The Swift Sport isn’t really meant for supermarket car parks, though. Its various engine and chassis tweaks are designed to make the most of the driving experience.
And they’re largely successful, too. The 1.6-litre engine is a development of the one fitted to the old model, but a new variable intake system and a few other modifications have raised power from 123bhp to 134bhp – that’s 8bhp more than the Clio. The changes have also improved efficiency: CO2 emissions fall to 147g/km, making the Suzuki cleaner and cheaper to tax than its rival.
This was backed up by our findings, as the Swift won the economy battle, returning 30.2mpg over a day of hard driving around Salisbury Plain and our test track. The Renault did 29mpg, and while you’ll likely see better returns in day-to-day use for both cars, the evidence suggests the Swift is more frugal.
But does it provide more driving thrills? For starters, the Suzuki’s engine is livelier and more engaging. Once you hit 4,000rpm, you hear the kind of pulse-raising engine note that’s essential in a frenetic hot hatch – something that’s missing from the Renault.
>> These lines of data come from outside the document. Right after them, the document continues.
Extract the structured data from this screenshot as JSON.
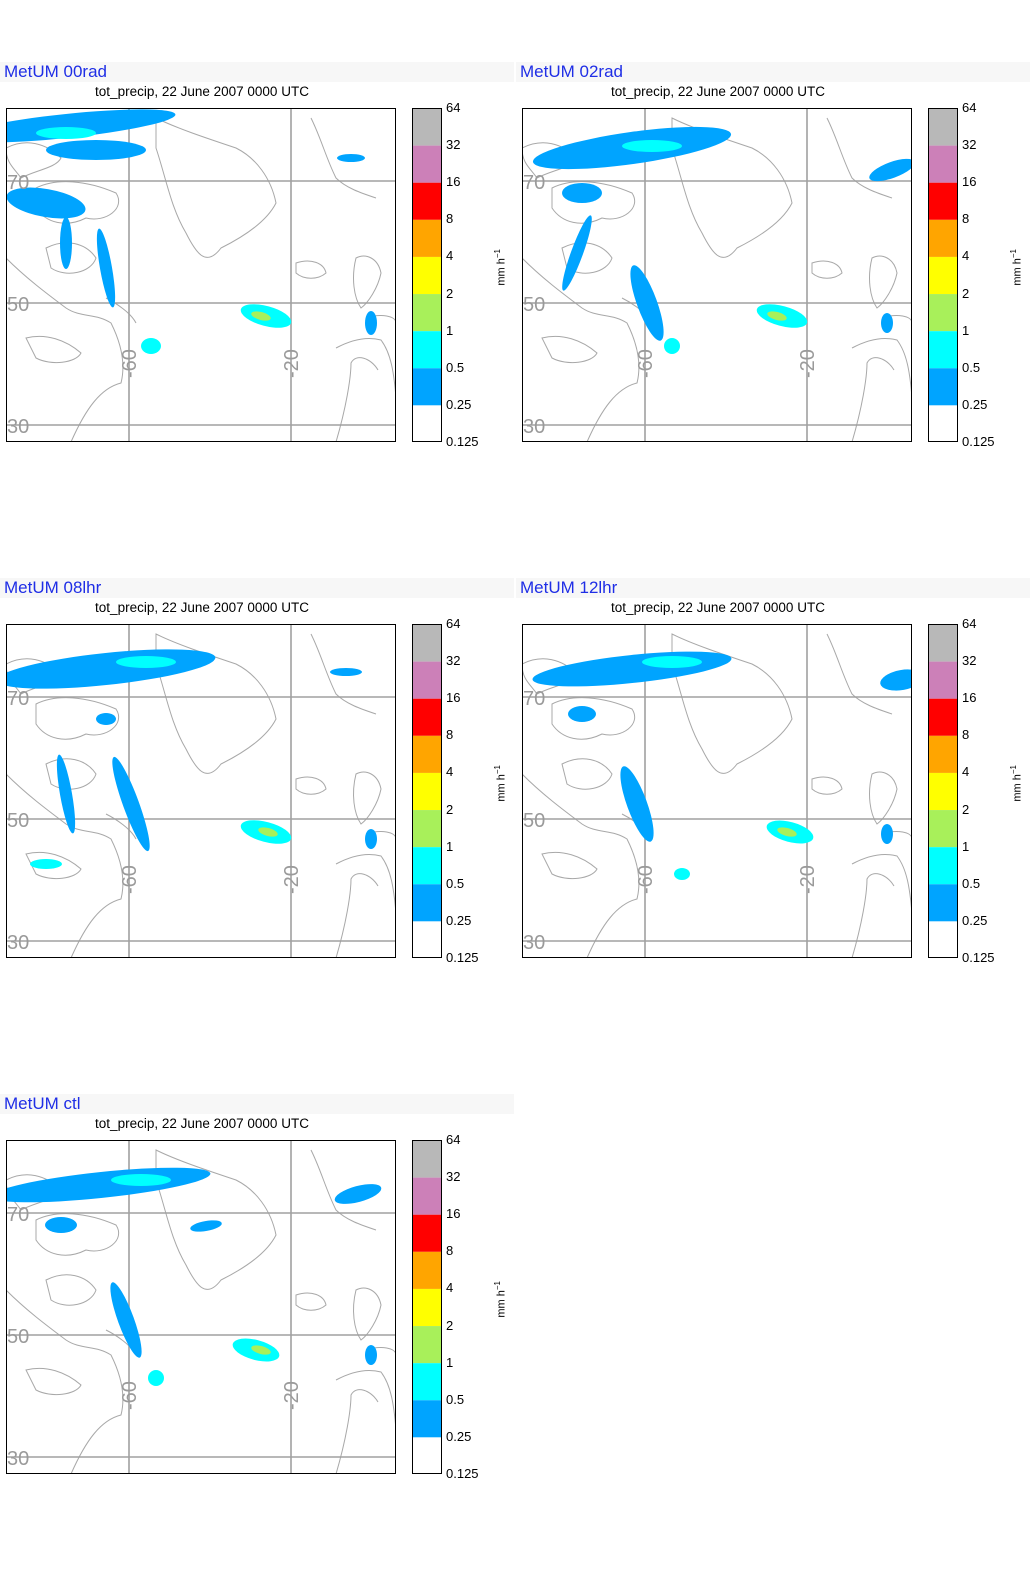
{
  "subtitle": "tot_precip, 22 June 2007 0000 UTC",
  "colorbar": {
    "levels": [
      "64",
      "32",
      "16",
      "8",
      "4",
      "2",
      "1",
      "0.5",
      "0.25",
      "0.125"
    ],
    "colors": [
      "#b8b8b8",
      "#cc80b8",
      "#ff0000",
      "#ffa500",
      "#ffff00",
      "#a8f05a",
      "#00ffff",
      "#00a4ff",
      "#ffffff"
    ],
    "unit_base": "mm h",
    "unit_exp": "−1"
  },
  "map": {
    "lat_labels": [
      "70",
      "50",
      "30"
    ],
    "lon_labels": [
      "-60",
      "-20"
    ],
    "grid_color": "#a0a0a0",
    "coast_color": "#a8a8a8"
  },
  "panels": [
    {
      "title": "MetUM 00rad"
    },
    {
      "title": "MetUM 02rad"
    },
    {
      "title": "MetUM 08lhr"
    },
    {
      "title": "MetUM 12lhr"
    },
    {
      "title": "MetUM ctl"
    }
  ]
}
A higher power output and lighter weight give the Swift the edge for pace, too. It beat the Clio Gordini by 1.4 seconds in the sprint from 0-60mph, with a time of 8.2 seconds, and was faster than the Renault in our third and fourth-gear acceleration tests. The Suzuki loses out in higher gears, due to longer ratios.
The firm suspension works well, minimising body roll and making the Swift lively, agile and grippy. A positive gearshift and precise steering add to the fun, but the Suzuki is not as stable as the Renault on rough roads or under heavy braking.
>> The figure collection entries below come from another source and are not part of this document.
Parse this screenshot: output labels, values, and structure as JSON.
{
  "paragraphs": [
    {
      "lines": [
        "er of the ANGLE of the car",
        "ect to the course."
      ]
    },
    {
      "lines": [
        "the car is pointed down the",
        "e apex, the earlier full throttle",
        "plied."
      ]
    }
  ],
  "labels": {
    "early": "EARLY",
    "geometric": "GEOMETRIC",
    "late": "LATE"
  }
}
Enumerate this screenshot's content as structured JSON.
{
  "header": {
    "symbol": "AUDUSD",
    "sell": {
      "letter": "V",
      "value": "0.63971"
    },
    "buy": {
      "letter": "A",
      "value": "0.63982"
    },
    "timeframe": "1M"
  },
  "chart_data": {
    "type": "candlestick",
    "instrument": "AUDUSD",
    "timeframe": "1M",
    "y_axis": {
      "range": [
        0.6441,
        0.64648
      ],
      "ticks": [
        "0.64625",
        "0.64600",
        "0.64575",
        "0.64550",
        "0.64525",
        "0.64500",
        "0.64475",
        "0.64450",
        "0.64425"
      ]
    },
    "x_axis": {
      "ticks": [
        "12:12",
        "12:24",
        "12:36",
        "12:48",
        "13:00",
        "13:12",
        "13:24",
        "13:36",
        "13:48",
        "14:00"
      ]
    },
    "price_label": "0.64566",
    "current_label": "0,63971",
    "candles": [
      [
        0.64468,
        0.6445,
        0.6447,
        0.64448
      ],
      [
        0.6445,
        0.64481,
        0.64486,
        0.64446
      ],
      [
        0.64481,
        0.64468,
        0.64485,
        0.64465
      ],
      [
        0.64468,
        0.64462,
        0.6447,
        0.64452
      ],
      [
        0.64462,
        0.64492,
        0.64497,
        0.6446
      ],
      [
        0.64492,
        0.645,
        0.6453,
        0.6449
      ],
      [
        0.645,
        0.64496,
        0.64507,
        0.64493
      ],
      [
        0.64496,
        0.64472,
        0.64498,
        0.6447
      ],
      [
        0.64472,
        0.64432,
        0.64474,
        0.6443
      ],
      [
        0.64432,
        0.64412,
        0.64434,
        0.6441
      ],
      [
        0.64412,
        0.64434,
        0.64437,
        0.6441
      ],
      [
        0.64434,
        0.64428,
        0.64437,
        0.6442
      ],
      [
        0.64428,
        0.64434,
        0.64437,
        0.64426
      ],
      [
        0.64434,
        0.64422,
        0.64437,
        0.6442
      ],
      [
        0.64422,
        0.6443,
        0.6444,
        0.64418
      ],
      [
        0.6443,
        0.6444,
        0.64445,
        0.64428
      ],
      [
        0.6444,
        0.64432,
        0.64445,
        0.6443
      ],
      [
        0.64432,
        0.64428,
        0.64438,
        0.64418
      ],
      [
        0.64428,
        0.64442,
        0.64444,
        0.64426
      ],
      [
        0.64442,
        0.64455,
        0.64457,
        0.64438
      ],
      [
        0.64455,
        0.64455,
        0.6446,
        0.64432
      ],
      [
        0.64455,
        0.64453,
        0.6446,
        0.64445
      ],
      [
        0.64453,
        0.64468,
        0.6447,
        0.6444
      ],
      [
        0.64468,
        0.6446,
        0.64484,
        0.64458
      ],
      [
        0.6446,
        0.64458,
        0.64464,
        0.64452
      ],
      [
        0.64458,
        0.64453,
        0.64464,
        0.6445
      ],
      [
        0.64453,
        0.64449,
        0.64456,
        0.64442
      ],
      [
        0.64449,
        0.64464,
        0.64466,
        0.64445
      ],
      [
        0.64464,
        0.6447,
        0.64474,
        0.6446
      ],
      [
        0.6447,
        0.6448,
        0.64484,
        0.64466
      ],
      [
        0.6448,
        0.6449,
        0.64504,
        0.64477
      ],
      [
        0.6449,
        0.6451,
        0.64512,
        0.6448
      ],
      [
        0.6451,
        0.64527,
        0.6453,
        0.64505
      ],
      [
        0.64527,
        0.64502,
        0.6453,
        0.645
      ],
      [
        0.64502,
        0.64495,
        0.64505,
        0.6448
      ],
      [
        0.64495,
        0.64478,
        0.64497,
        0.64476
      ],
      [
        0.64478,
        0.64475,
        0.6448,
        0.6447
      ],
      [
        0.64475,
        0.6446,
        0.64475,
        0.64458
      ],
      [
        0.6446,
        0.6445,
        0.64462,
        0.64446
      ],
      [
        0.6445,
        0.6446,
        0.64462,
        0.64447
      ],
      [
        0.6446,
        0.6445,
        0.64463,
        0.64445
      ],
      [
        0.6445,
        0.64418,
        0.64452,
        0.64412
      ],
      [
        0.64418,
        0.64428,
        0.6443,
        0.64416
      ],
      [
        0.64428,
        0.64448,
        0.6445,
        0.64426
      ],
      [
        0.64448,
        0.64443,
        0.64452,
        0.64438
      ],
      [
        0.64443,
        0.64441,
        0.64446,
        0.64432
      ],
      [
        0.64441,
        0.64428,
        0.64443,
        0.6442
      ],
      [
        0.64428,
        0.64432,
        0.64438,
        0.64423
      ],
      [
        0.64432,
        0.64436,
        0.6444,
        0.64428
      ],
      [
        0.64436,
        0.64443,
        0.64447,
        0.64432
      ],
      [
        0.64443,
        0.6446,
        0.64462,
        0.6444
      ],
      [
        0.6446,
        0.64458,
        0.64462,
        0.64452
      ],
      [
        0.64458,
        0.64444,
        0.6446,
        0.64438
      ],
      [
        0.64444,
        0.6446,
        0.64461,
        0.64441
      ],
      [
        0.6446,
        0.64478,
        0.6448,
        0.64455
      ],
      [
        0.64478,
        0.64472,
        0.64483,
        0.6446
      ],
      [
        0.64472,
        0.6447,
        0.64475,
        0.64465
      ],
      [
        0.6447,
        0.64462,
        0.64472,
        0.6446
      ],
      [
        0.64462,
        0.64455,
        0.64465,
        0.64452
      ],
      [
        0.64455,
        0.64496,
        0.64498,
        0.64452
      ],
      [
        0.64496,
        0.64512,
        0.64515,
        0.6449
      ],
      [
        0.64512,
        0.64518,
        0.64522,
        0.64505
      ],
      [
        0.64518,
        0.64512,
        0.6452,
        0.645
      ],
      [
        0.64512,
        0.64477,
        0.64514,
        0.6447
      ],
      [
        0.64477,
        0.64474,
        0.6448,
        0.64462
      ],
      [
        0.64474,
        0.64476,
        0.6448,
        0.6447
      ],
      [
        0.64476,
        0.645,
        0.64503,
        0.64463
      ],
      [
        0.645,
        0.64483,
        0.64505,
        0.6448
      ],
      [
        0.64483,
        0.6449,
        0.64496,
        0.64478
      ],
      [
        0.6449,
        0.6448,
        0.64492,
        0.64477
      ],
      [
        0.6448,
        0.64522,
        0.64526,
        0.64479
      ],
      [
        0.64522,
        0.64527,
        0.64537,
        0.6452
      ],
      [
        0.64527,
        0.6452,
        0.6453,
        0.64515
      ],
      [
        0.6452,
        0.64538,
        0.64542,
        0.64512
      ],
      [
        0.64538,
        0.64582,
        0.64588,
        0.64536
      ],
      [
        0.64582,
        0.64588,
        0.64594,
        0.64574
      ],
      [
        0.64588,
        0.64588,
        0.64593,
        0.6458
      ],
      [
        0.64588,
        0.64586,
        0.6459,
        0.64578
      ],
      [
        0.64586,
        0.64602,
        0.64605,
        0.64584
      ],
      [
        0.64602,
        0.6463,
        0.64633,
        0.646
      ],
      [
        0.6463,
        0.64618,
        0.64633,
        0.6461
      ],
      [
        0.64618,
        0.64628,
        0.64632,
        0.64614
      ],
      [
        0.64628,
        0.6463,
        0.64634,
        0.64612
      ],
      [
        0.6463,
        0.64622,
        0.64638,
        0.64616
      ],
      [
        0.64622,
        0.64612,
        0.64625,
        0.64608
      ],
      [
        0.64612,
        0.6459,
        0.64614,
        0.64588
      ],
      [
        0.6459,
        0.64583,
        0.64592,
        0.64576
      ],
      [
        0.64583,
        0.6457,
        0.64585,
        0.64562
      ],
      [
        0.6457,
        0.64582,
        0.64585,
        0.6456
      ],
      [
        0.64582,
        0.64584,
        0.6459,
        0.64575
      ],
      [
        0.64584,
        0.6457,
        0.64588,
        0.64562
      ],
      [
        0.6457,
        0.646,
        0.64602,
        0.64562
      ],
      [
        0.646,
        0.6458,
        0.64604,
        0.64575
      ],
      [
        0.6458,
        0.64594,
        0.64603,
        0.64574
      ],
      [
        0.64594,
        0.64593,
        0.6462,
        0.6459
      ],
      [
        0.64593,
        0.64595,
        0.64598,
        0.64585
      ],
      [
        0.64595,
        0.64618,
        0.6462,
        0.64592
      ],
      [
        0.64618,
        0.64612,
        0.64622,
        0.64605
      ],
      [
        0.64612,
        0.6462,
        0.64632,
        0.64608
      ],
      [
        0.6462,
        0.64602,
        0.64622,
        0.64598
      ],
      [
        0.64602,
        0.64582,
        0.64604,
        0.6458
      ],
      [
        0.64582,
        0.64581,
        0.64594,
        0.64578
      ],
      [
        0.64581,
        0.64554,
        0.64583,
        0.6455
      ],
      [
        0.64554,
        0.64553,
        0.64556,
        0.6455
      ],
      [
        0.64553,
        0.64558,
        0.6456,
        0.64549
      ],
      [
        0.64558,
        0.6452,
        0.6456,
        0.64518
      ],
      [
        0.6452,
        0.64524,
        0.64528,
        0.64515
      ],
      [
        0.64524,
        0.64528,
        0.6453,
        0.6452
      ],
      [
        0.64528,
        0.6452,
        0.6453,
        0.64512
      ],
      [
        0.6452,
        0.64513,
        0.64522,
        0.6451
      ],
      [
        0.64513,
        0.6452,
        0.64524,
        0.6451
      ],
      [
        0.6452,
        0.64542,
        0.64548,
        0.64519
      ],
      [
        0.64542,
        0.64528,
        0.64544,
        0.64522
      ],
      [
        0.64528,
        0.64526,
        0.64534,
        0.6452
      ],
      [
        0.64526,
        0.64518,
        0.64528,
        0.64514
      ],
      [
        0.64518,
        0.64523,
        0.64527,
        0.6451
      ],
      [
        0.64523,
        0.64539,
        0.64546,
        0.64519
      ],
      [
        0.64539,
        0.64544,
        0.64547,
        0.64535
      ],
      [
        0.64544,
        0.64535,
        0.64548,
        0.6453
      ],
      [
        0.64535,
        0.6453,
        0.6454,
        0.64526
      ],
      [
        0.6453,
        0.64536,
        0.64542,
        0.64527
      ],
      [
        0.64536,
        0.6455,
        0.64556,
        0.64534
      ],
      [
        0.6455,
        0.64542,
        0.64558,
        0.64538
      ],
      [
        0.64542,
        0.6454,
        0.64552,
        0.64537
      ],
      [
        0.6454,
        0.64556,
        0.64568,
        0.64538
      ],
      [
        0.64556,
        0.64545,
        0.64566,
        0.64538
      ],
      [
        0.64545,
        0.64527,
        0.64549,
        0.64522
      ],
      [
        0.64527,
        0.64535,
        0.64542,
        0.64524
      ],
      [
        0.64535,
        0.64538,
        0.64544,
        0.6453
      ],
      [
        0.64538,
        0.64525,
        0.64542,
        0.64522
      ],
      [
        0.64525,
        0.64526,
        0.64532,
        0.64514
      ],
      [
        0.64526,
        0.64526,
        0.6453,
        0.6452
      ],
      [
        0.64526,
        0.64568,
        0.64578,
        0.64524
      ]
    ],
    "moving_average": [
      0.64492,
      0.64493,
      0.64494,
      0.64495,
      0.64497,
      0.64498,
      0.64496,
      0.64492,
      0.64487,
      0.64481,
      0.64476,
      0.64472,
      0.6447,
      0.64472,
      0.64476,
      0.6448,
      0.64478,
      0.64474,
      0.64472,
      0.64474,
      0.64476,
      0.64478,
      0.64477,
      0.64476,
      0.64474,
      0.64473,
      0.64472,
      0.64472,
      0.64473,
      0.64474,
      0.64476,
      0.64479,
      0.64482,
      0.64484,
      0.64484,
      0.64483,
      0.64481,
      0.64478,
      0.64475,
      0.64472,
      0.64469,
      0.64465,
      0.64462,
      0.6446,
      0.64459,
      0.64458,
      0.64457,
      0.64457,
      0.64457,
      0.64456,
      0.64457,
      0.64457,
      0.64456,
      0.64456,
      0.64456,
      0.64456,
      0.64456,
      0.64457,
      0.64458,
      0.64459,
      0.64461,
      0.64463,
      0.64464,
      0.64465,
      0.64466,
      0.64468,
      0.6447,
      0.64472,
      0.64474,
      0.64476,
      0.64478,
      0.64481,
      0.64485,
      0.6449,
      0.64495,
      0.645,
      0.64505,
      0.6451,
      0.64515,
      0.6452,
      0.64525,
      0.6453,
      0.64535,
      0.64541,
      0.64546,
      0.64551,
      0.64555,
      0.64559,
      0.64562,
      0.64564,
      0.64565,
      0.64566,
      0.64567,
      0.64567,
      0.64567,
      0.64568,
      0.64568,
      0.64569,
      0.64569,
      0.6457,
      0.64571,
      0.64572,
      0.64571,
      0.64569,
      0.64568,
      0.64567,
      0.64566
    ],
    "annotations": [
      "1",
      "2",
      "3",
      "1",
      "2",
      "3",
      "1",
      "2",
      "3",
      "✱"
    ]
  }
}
Worse still, some of the old Swift Sport magic has gone. The new model has more neutral handling than before, so if you lift off the throttle sharply mid-corner, it won’t upset the car’s composure. This makes it safer, but not as fun.
Chart position: 1WHY: The Swift Sport has always performed well in our tests as it’s so much fun. This all-new model promises to be better still, plus it’s £500 cheaper than the Clio.